There exists another option for content creators and providers to react to copyright abuse. It doesn’t get used very often because content creators generally fear the backlash that it creates. ‘Sue the fans’ is the trendy media description for the legal process via which identified filesharers are sued individually for damages. Ellen Muir, a Scottish woman, was found liable via the process just last week and received a suspended sentence. Maybe her first name was something different – again, I can’t check right now – but her surname was certainly Muir. The media bias is pretty obvious. Everything referring to Muir referred to her as a grandmother – implying somehow that bad things just can’t be done by any woman whose offspring has had offspring. The other terminology is stacked with value-judgment too. ‘Sue the fans’. No, sorry, but if they’re taking content without compensating the people who created and facilitated that content, that makes them enemies, not fans. ‘Filesharing’? ‘Unauthorized global distribution’ is closer to the truth. ‘Piracy’? The glamour of the term is misleading – implying a free-spirited insouciance in the face of the law, extreme danger and capital punishment. Hardly the stakes that the freetards are playing for.

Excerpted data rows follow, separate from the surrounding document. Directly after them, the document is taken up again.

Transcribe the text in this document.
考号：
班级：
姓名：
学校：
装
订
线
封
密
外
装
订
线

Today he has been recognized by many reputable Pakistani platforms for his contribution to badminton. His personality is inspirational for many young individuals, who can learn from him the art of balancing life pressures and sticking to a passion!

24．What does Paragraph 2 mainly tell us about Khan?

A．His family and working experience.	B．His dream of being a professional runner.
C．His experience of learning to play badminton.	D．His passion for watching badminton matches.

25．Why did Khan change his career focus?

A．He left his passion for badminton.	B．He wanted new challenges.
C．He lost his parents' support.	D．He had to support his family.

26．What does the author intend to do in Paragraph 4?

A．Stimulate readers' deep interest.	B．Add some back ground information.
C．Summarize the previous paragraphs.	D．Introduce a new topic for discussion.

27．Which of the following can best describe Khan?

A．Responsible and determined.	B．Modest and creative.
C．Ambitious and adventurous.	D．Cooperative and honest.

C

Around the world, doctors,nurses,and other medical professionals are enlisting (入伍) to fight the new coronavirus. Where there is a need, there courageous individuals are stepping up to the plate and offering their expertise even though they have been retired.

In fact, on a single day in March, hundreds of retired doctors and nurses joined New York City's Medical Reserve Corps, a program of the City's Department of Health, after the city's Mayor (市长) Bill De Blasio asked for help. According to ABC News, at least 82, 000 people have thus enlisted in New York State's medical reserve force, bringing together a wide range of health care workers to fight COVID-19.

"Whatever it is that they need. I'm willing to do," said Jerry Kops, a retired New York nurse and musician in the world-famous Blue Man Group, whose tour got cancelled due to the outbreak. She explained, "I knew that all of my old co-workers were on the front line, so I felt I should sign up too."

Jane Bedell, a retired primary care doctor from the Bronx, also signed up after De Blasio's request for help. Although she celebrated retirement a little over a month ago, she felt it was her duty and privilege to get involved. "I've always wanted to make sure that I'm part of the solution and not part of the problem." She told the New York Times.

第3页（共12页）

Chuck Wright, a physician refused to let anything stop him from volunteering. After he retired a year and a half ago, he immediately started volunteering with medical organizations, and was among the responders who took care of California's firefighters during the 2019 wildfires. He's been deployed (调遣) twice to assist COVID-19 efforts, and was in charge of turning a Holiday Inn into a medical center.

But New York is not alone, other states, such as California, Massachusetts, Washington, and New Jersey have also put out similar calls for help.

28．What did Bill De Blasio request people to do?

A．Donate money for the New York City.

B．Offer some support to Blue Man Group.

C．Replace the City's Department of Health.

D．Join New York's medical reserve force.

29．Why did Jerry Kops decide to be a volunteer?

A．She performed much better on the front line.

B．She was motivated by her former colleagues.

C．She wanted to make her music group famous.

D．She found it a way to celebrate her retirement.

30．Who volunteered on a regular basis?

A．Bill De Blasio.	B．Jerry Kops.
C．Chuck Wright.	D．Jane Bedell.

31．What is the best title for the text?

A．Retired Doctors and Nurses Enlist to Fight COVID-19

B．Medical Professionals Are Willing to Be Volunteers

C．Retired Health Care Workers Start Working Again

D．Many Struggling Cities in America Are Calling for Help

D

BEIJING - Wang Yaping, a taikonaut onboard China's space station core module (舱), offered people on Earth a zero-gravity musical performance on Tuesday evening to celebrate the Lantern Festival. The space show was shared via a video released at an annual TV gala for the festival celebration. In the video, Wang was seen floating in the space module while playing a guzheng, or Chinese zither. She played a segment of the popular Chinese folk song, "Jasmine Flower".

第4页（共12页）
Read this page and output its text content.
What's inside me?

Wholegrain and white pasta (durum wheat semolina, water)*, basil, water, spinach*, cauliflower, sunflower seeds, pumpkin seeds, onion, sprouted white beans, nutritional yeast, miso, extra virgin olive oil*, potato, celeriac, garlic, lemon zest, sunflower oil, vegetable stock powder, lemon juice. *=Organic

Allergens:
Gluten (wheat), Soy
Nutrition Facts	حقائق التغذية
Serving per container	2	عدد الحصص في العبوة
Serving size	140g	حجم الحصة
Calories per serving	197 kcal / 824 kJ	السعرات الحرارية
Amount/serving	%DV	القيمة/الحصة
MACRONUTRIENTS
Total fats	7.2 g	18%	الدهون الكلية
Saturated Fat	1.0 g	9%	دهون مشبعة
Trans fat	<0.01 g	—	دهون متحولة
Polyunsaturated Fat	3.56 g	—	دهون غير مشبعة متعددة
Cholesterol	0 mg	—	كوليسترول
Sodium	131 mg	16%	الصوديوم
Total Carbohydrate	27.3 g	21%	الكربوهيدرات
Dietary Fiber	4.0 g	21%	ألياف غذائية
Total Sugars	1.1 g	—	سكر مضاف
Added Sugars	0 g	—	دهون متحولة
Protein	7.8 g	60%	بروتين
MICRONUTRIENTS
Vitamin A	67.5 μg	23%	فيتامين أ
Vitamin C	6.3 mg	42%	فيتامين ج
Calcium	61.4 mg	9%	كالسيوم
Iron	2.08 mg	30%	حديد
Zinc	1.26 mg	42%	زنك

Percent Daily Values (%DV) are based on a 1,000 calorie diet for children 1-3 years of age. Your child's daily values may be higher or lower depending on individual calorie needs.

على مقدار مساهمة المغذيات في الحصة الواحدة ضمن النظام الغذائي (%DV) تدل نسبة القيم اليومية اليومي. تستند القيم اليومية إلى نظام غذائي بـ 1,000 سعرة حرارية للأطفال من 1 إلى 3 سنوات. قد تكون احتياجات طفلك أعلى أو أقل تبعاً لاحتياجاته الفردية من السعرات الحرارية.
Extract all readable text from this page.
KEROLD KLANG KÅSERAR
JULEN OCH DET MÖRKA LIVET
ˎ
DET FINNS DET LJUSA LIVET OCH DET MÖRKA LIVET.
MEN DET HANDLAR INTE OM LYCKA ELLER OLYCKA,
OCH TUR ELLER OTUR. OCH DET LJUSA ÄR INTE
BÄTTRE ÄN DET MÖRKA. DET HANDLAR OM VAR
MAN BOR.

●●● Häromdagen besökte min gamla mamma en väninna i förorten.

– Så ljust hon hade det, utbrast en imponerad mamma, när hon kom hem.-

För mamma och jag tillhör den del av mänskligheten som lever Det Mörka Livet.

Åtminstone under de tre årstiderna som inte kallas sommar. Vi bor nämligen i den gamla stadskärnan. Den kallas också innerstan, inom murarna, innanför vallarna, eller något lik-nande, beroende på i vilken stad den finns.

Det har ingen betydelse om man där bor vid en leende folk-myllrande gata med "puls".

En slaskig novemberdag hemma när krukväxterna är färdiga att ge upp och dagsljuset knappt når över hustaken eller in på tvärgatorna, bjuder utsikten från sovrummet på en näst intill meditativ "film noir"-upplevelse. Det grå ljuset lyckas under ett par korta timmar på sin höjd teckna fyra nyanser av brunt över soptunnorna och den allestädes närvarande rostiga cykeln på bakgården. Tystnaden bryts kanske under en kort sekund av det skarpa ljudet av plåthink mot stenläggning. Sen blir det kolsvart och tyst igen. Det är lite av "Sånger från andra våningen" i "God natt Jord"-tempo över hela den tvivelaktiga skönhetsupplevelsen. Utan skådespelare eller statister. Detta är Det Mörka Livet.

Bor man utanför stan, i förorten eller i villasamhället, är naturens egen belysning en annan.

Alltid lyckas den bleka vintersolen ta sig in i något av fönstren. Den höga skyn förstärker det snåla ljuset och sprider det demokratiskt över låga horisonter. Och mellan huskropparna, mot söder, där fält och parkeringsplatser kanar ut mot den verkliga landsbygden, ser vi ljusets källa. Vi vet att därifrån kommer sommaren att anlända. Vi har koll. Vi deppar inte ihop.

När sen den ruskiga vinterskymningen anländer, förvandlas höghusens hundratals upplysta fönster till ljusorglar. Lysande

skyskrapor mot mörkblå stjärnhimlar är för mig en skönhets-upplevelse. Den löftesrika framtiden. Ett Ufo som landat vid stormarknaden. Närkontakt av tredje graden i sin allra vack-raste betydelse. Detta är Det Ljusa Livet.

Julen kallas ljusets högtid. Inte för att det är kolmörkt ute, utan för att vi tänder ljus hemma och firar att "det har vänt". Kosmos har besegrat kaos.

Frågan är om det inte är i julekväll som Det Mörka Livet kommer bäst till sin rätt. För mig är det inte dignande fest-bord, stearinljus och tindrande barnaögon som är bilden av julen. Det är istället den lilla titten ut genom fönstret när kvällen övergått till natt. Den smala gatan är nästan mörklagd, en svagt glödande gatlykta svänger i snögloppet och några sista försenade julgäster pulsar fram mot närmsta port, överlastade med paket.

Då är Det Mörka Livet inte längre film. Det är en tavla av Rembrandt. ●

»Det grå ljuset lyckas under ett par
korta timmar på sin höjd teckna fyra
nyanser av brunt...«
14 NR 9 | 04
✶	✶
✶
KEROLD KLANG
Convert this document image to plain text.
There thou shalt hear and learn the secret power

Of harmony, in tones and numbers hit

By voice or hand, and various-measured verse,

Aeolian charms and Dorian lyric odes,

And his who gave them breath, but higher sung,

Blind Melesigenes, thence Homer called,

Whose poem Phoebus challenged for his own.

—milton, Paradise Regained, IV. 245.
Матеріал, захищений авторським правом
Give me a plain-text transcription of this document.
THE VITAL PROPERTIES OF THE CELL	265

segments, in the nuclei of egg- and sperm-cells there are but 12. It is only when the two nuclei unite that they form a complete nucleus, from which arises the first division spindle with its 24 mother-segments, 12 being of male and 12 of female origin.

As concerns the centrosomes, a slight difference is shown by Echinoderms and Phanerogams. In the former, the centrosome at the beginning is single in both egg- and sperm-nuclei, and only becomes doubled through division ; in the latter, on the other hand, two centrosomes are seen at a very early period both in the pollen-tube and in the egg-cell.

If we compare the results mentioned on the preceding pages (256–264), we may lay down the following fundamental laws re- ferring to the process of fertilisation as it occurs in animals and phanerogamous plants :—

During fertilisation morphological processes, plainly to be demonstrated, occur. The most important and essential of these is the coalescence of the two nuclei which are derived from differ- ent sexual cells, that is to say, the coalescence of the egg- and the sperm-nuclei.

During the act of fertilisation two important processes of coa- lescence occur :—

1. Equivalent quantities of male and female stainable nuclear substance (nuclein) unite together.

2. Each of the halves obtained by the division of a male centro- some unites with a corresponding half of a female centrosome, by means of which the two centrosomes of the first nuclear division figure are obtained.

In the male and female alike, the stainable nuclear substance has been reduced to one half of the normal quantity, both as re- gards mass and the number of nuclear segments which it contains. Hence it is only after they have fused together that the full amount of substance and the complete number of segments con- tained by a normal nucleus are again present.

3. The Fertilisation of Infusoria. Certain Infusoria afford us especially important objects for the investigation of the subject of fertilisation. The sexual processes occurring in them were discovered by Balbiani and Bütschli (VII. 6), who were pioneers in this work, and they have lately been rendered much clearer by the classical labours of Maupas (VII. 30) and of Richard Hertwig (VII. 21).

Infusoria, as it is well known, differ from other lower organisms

Terminology notwithstanding, the situation now arises where the three-strikes law may be deemed illegal. What then for the content creators? Roll over, admit defeat, ‘innovate’? That term ‘innovate’ is constantly thrown at the entertainment industry (which was always amongst the most innovative of industries from the very start) as being the panacea to its ills. The entertainment industries will innovate, but yelling at them to do so, or pointing out that they are top-heavy and outmoded (even if it’s true) is no use unless you can also acknowledge that any industry forced to go from a position where its product is available on a compulsory payment model to a position where that product is suddenly optional-payment, will be damaged. There are many reasons why the creative industries are in crisis. Filesharing is only one of them, but let’s not try to deny that it is a problem. Sweden and South Korea’s music sales grew by 10 and 11 percent the year after they introduced three-strikes rules. The UK music industry seemed content to sit this one out and wait for similar growth in their own territory. So far, it seems to have worked – sales are up on this time last year. Conclusions have been drawn, even though the law has hardly been used yet its outcome seems a reasonable assumption – curb filesharing and sales grow. Apply the UN ruling to the three-strikes law, take it off the statutes book and…. Who knows? My guess is that the major labels, and indie labels big enough to afford the process, will go back to ‘sue the fans’. A glimpse of a music market in growth has been seen, it will be very hard to let it be taken away without a fight.

I’m just riffing here. Robin is in England, recording a new vocalist with whom we are now working on an album. We continue to hope, and innovate. We continue to make music and hope that those of you who like the music we make will take the old-fashioned but satisfying step of just buying it, making it yours, making it something that you engage with, enjoy, define yourself through and appreciate as something more than cultural flotsam. That’s all we can do.

I’ll post this when the router is fixed.